Divided by chapters in a Dante-esque structure as the film’s hero repeatedly encounters a strange but beautiful woman (Ravshana Kurkova) interspersed with bizarre anecdotes.  Leading towards a Twin Peaks influenced nightclub known as the Golden Age including but not limited to human trafficking, naked dancing and cannibalism, The Temptation of St. Tony is an episodic journey into the netherworld as Tõnu wrestles with ever developing moral quandaries.  Not unlike Polish maestro Andrzej Żuławski’s The Devil, the film sets off a series of anarchic visionary cinematic explosions before the cameras with a morally complex antihero at the epicenter trying to make sense of the nihilistic and amoral world he lives in.

Co-starring the great Denis Levant (Leos Carax’s partner-in-crime), The Temptation of St. Tony is stunningly photographed by Mart Taniel and boasts an unforgettable original electronic score by Ülo Krigul which fluctuates freely between ambience, dance techno and eventually a Ligeti-esque series of choral requiems on the soundtrack.  Wholly sonically and visually arresting from top to bottom, the film also boasts brilliant production design which garnered Markku Pätilä and Jaagup Roomet a European Film Awards nomination, moving from the craggy open terrain of forests and swamps decorated with human limbs into a labyrinthine subterrain manmade structure that feels otherworldly. 

Courtesy of Olive Films

Performances across the board are solid with Taavi Eelmaa perfectly expressing the protagonist’s sense of growing terror and confusion and Ravshana Kurkova exuding purity and innocence in a world keen on corruption of everything.  Levant’s brilliant cameo as Count Dionysos Korzybski is sure to leave even the staunchest of Carax fans scratching their heads and the grand guignol finale will no doubt trigger unpleasant memories of Peter Greenaway’s still searing masterwork The Cook, the Thief, His Wife & Her Lover.

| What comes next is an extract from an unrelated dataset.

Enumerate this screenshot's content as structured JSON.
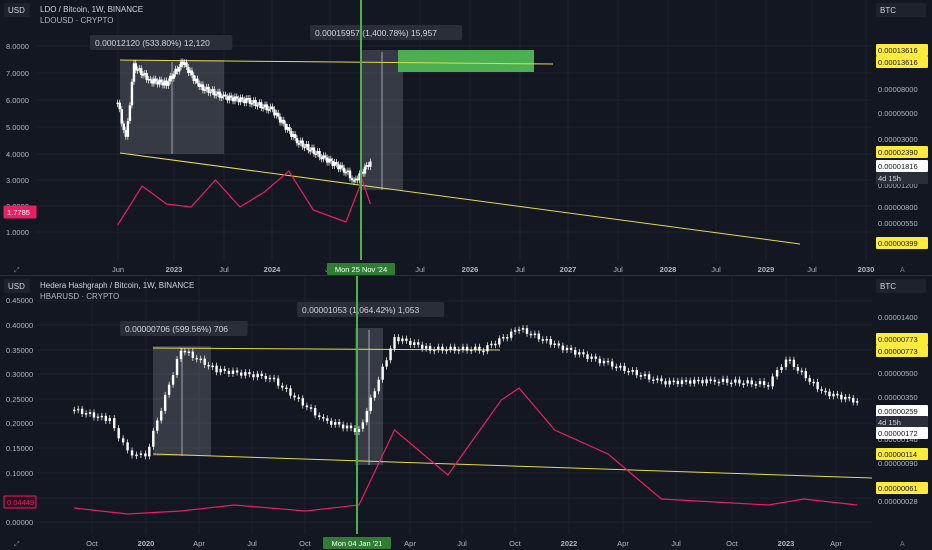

Despite the film’s frightening and bleak tone, The Temptation of St. Tony is at times impishly playful with how it seems to throw caution to the wind and dive headfirst into extreme absurdism.  Closest to Aleksei German’s still stomach-churning cinematic monument Khrustalyov, My Car! in terms of presenting an episodic free for all into madness and mayhem, Õunpuu’s second feature cements the Estonian writer-director as a new young prodigy to watch for with baited-breath. 

Courtesy of Olive Films

In what is surely one of the most original voices in new world cinema, The Temptation of St. Tony doesn’t play nice or fair and is often difficult if not an irascible picture to watch but at the heart of it all is Õunpuu’s uniquely farcical sense of…fun?  For as awful as things get here, there’s something about The Temptation of St. Tony that’ll manage to leave a smirk on your face.